Fortunately, there is an antidote to the poisoned heart that is profit. ] Just like any other industry, the corruption caused by the personal interests of capitalists and politicians can be solved by handing power back to the masses. There are two forms this structure of journalism could take.
The first is that of the worker cooperative, in which the workers of a newspaper (or other media entity) own the company and run it as a democracy. They could elect an editor-in-chief who would set editorial standards, ensuring what they deem to be proper journalistic integrity. We can already see how this would improve coverage, as evidenced by the recent open letter signed by one thousand NYT current and former contributors criticizing the paper’s coverage of trans issues.

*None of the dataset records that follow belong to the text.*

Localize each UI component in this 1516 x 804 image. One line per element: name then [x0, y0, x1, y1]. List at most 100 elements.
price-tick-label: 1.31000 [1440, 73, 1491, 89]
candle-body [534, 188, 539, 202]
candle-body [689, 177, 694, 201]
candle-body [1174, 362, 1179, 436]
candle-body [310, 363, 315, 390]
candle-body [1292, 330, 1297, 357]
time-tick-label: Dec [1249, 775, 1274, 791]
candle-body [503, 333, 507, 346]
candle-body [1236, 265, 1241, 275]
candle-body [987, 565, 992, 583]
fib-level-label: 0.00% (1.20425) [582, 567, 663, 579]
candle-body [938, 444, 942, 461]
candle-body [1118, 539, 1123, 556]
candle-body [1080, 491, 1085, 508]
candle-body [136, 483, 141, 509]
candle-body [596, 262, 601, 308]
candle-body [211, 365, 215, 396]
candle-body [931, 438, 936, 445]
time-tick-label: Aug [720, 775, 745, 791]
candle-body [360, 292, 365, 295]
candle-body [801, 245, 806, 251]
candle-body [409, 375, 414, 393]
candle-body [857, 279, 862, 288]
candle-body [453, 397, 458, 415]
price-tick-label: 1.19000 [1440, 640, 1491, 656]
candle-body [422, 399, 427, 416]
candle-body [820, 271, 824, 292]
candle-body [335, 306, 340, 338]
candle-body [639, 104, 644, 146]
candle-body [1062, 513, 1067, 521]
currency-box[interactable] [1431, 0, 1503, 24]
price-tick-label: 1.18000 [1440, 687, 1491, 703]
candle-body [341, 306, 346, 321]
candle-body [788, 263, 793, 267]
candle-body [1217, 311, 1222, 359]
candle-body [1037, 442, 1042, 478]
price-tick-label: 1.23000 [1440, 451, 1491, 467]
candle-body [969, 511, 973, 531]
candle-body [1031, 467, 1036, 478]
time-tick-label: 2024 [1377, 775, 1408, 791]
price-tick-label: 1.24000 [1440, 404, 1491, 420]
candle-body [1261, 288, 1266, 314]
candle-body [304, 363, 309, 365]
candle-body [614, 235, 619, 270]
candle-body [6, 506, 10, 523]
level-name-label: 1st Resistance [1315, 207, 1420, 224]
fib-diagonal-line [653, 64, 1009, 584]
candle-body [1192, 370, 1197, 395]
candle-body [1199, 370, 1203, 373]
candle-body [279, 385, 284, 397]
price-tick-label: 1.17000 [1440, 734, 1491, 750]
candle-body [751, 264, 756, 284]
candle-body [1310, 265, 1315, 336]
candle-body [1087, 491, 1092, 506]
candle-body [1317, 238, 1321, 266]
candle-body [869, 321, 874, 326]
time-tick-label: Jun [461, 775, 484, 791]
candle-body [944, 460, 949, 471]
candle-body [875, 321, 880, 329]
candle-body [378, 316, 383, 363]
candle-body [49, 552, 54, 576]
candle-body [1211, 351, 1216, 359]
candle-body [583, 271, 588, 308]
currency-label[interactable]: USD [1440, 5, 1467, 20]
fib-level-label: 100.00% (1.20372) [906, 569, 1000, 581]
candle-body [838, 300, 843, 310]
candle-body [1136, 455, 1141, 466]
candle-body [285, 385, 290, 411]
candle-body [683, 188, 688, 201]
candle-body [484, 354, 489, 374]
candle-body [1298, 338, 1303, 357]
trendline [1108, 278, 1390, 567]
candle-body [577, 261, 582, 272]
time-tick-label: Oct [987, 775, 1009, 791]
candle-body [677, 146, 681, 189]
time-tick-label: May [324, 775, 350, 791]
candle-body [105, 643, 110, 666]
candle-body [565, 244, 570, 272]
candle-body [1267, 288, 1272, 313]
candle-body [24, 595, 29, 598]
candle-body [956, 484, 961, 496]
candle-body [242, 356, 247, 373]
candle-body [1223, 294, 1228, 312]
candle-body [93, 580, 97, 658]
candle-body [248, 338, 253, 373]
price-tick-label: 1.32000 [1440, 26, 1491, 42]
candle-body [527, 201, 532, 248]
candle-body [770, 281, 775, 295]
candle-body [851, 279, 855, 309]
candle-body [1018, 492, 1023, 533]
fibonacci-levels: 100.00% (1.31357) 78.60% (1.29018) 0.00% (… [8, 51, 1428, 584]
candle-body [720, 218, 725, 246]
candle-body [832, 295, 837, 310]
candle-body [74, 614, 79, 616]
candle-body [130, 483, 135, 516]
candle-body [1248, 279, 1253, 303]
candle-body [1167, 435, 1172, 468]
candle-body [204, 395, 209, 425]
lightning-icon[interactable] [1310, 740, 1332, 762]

The other option is to structure newspapers and television news as a community-owned entity. This could either take the form of crowd-funded publications (such as The Lever, which has done exceptional work covering the East Palestine disaster), or they could be owned by the regions they cover.
Though I’m skeptical a national publication could work in the contemporary U.S., towns, counties, and even cities could publicly fund newspapers to provide matter-of-fact coverage to the residents. Such a transition would turn news from a commodity into a public good, similar to how public schools operate. Of course, there’s always the possibility of malfeasance, but residents could correct it with democratic control, similar to the election of local school boards.
I won’t lie, I’m enjoying the juicy tea of the Fox News texts. When added to the fact the Dominion lawsuit holds the potential to bankrupt one of the most insane companies in existence, it’s hard not to get caught up in the feeling some of the worst people in America might finally get their due.
But to focus exclusively on Fox is to ignore the larger issue of the profit motive rotting journalism. After all, if Fox News does go bankrupt, what’s to stop Rupert Murdoch from buying The New York Times and starting his fascist project all over again?